Results: American Diabetes Association (ADA) criteria were used to classify the subjects. The normal glucose tolerant (NGT), had 2 h glucose 111±11 mg/dL, those with impaired glucose tolerance (IGT) had 2 h glucose 160±13 mg/dL. The 2 h glucose for the T2DM group was 258±27 mg/dL and those for the T2DM-PE group was 260±42 mg/dL. The AUC(0→2) for NGT group were 254±40 mg/dL/h, 112±61 μU/mL/h and 10.2±4.6 ng/ml/h for glucose, insulin and C-peptide, respectively. The AUC(0→2) for the IGT group were 394±32 mg/dL/h, 160±48 μU/mL/h and 19.8±7.7 ng/ml/h for glucose, insulin and C-peptide, respectively. The AUC(0→2) for the T2DM group were 474±62 mg/dL/h, 194±40 μU/mL/h and 13.4±4.7 ng/mL/h for glucose and insulin, and C-peptide, respectively. The AUC(0→2) for the T2DM-PE group were 481±80 mg/dL/h, 51±29 μU/mL/h and 7.2±2.8 ng/mL/h for glucose, insulin and C-peptide, respectively. There was no significant difference between the diabetic groups with respect to the glucose AUC(0→2) but a significant difference existed in the insulin AUC(0→2), (p<0.0001) mirrored by the fasting plasma insulin levels (30±8 μU/mL vs 14+8 μU/mL, for T2DM and T2DM-PE, respectively, p<0.0005). Although there was about a 300% increase in fasting insulin between the IGT and T2DM groups, the corresponding fasting C-peptide levels were only about 15%. This is probably due to differences in hepatic and renal functions in those two groups, the processes that control insulin and C-peptide levels in the body.
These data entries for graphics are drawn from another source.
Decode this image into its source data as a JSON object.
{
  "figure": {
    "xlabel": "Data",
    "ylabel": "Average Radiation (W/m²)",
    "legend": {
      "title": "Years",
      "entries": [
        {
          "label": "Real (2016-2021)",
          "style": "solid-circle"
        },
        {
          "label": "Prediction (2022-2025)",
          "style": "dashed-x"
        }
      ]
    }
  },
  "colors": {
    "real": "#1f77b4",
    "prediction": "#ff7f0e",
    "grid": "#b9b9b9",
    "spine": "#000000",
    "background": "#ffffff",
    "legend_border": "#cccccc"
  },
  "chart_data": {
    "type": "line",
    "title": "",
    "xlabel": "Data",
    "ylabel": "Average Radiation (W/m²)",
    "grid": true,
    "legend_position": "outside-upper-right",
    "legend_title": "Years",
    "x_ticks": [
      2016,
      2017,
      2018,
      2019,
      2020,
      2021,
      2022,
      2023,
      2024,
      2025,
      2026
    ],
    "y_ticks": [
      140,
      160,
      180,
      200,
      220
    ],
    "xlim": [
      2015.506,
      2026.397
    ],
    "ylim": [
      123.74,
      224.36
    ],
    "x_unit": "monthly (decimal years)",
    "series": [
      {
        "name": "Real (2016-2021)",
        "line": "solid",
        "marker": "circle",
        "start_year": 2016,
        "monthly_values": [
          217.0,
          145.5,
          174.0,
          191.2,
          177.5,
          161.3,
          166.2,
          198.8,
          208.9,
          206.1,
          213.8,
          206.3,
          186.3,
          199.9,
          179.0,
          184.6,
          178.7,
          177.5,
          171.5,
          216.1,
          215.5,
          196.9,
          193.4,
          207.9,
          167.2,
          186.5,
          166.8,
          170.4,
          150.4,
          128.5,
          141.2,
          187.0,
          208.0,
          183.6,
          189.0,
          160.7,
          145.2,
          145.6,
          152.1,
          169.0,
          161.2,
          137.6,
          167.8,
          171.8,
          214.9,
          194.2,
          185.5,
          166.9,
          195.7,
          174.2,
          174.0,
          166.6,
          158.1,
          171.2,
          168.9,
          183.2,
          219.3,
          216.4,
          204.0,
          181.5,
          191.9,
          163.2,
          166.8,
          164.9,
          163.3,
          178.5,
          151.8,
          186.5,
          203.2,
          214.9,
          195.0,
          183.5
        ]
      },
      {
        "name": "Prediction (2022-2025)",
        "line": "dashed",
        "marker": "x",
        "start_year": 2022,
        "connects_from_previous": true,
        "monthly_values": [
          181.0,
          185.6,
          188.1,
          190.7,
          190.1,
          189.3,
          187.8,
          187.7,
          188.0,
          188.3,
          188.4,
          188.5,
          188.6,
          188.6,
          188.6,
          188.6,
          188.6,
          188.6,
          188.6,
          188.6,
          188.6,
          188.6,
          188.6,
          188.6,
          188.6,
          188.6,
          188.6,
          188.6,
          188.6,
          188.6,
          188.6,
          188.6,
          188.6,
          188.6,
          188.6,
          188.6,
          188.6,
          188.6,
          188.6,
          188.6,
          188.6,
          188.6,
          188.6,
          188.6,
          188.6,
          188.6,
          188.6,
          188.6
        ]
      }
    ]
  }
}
Conclusion: Although measurement of blood glucose appears adequate in the diagnosis of the diabetes, it seems that plasma insulin/C-peptide measurements could guide physicians in their choice of medications for the treatment of diabetic patients, especially when the pancreas begins to fail. To that end, larger studies are warranted to study the effects of hypoglycemic agents on hepatic insulin extraction and renal C-peptide excretion to ascertain the reliability of the plasma insulin and C-peptide levels.
Type 2 diabetes mellitus; Pancreatic β-cells; Oral glucose tolerance test; Pancreatic exhaustion.